Some 37.2 million U.S. households will buy only internet access, and drop subscription TV services by 2022, according to Kagan Research, a media research group owned by S&P Global Market Intelligence. Some 19 million U.S. households already are broadband-only, the firm says.
By 2022, about 38.4 percent of cable or telco households buying internet access will rely mostly on a combination of broadband and over-the-air broadcast signals for home video entertainment, Kagan Research estimates.
Kagan expects broadband-only homes will grow at a 14.4 percent compound annual growth rate from 2017 to 2022, representing about 29 percent of U.S. occupied homes.
But more than 60 percent of occupied U.S. homes still will buy multichannel video packages, Kagan estimates.
Kagan also estimates that U.S. cable operators will have some 70 million internet access accounts in 2022. That is an interesting figure.
Assume there will be about 136 million U.S. homes in 2022. Assume 95 percent are occupied, leaving a base of about 129 million occupied housing units. Assume fixed network residential internet access adoption is about 75 percent in 2022.
That makes the total market about 96.75 million locations. If the Kagan forecast is correct, then cable might have 72 percent market share in 2022.
At the moment, cable has about 64 percent market share.
That requires some interpretation, though.
It is unlikely that cable operators facing Verizon or AT&T will do that well. At a high level, cable market share--where the cable operator faces AT&T or Verizon, could stabilize at about 60 percent.
The reason for that belief is that AT&T and Verizon appear not to be losing market share against cable, and that is before the upgrades by AT&T to gigabit networks, and before Verizon starts to launch new assaults out of region.
It might also be within reason that as AT&T and Verizon increasingly offer gigabit access across broader footprints, and independent providers also take some share, that cable’s share could drop to 50 percent or maybe less, as Comcast, Charter, Cox and a few others find themselves competing against both Verizon and AT&T in some markets, plus a handful of other independent providers.

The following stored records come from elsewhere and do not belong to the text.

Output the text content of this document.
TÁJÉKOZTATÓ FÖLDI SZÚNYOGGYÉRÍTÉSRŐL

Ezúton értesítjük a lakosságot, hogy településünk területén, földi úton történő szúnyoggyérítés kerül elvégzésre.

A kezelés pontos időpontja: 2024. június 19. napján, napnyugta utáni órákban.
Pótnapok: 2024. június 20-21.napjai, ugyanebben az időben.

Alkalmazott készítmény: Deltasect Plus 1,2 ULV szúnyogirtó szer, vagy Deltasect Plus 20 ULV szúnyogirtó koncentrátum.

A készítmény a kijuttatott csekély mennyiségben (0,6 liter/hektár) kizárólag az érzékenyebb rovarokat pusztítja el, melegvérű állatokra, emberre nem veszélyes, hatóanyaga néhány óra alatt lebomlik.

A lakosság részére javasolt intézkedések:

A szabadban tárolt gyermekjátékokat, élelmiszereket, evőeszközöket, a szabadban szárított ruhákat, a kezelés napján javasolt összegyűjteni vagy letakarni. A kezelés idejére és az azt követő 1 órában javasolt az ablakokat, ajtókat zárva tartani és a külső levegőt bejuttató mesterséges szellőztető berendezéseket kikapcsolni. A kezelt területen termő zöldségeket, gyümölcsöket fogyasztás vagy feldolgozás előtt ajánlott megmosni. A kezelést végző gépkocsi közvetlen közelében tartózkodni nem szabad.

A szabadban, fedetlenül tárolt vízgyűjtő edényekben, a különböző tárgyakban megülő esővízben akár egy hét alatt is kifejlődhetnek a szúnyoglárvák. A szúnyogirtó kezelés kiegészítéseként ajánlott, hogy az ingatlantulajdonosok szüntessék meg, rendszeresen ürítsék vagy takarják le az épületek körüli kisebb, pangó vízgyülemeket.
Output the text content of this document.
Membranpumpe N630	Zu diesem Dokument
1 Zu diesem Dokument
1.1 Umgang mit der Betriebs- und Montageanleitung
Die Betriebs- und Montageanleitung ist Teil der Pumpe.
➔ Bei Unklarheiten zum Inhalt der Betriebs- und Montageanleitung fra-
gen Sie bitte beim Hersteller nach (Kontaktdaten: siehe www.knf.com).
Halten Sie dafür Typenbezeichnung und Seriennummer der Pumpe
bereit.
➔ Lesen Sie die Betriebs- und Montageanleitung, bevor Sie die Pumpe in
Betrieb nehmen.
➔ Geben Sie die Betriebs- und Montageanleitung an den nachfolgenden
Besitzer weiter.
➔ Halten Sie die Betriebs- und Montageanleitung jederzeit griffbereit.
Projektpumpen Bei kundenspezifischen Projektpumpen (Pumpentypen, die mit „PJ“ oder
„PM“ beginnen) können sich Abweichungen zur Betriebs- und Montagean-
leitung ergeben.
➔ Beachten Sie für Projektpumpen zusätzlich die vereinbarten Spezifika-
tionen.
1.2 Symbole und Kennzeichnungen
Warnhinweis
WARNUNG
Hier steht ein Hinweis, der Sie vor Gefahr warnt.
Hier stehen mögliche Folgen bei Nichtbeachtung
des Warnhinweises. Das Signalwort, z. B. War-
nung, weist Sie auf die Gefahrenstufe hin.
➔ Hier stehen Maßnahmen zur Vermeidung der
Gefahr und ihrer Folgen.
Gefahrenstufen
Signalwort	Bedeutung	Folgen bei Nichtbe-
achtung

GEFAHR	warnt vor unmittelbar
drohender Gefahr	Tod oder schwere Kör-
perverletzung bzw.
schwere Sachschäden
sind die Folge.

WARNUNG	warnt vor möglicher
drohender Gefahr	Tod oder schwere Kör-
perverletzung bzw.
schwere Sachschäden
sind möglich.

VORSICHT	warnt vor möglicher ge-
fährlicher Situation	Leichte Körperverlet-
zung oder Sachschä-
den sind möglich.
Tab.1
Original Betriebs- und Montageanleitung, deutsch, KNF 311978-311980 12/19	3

That development would also assume that new bundles marketed by AT&T and Verizon, plus use of new forms of wireless access, also were successful ways both firms potential grew share.
Researchers at PwC have estimated U.S. fixed network revenues will reach about $60 billion in 2021. That might be low.
Even if the average account generates only $50 a month, or $600 annually, 129 million accounts implies a market of about $77.4 billion. If one assumes average prices (gigabit and higher speed tiers) might sell for $70 a month, or $840 annually per account, then revenue could reach $108.36 billion.